Suggestions for healing range from "message Promise a time and a long list of addresses, hope they aren't watching all of them" to "just be invincible and laugh."
And of course people have requests for more Fairyland pictures. (Alongside more doable requests, some of them include stars, eclipses, wildlife...not everyone has caught on to what Fairyland doesn't contain.)
The problem isn't that I can't be invincible; the problem is more that whoever I was healing could be taken hostage, which is what happened with the Slaughterhouse Nine. I worry that a motivated Thinker would be able to corner me at a chosen address and time; it would be a bit less of a concern if I were faster at healing than I am, but I am not.
I killed Jack Slash and Cherish, and still have the Siberian, Bonesaw, Shatterbird, and Mannequin. I never had contact with any others.
That count leaves [two numbers], who haven't been confirmed active since Leviathan and would both be really obvious if alive. Promise gets asked for the full story, since waltzing in and winning sounds like it's not that, but everyone understands that capes often keep details back. On more recent escapades, people want to know what made her attack the Birdcage now instead of earlier or later, whether it's now empty, and what she's doing with the rescuees.

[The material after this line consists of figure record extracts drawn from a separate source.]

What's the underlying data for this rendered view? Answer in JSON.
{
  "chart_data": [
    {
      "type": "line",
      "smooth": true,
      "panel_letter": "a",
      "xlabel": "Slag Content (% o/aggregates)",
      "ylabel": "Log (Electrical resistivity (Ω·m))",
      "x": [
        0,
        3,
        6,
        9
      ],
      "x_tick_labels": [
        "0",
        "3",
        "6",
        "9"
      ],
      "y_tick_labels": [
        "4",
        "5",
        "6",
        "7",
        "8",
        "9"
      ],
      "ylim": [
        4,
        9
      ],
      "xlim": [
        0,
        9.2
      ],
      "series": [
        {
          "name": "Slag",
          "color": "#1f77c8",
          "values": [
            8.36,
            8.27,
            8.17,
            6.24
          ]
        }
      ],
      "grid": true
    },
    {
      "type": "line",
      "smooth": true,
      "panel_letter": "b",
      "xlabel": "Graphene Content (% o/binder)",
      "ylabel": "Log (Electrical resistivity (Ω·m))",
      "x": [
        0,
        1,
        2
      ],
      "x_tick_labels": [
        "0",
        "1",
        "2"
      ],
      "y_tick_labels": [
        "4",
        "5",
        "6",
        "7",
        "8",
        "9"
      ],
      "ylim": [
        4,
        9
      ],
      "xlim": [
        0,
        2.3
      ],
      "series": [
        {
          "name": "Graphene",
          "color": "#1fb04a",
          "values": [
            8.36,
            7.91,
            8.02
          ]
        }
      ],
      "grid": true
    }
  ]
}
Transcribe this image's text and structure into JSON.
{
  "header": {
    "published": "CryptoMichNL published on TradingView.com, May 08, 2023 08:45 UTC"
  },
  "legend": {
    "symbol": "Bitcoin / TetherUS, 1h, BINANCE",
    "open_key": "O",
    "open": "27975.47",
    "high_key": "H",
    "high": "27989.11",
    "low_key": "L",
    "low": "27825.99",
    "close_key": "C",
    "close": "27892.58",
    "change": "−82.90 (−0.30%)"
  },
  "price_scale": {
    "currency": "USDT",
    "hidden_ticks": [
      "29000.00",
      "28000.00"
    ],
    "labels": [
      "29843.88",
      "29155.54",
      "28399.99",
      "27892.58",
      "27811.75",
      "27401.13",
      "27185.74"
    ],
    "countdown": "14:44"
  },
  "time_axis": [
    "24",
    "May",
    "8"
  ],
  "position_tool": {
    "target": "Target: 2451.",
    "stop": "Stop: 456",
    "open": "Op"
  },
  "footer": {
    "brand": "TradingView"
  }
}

The Siberian doesn't want people knowing she's literate, even if this is a weaker preference than avoiding them knowing she's not mute, so Promise doesn't explain the rest except to say that she had Mannequin's name from the PRT well in advance.
She attacked the Birdcage now instead of earlier or later because this was how long it took for a critical mass of damning facts about the place to accumulate and because founding even a bare-bones colony on an alternate Earth is not trivial. One person elected to remain in the Birdcage. The rescuees are doing what they like, within the constraints of Promise's definition of good behavior. She does not elaborate on whether they are all doing this in the same place.
No one wants to deny that this is more humane than the Birdcage, even with as little information as they have. Who stayed and what do they have against alternate Earths, is the obvious next question, followed by Alternate Earths? Can you open a gate to Aleph? I want to find out if their Star Wars prequels were any good.
Marquis stayed; he has nothing against alternate Earths as far as she knows, but something against handing Promise control of his life, and frankly Promise is surprised he didn't have lots of company. She can't think of any reason she wouldn't be able to gate to Aleph. She has been advised against it but not in particularly strong terms; someone might have to come up with more compelling reasons than Star Wars prequels to get her to do it though.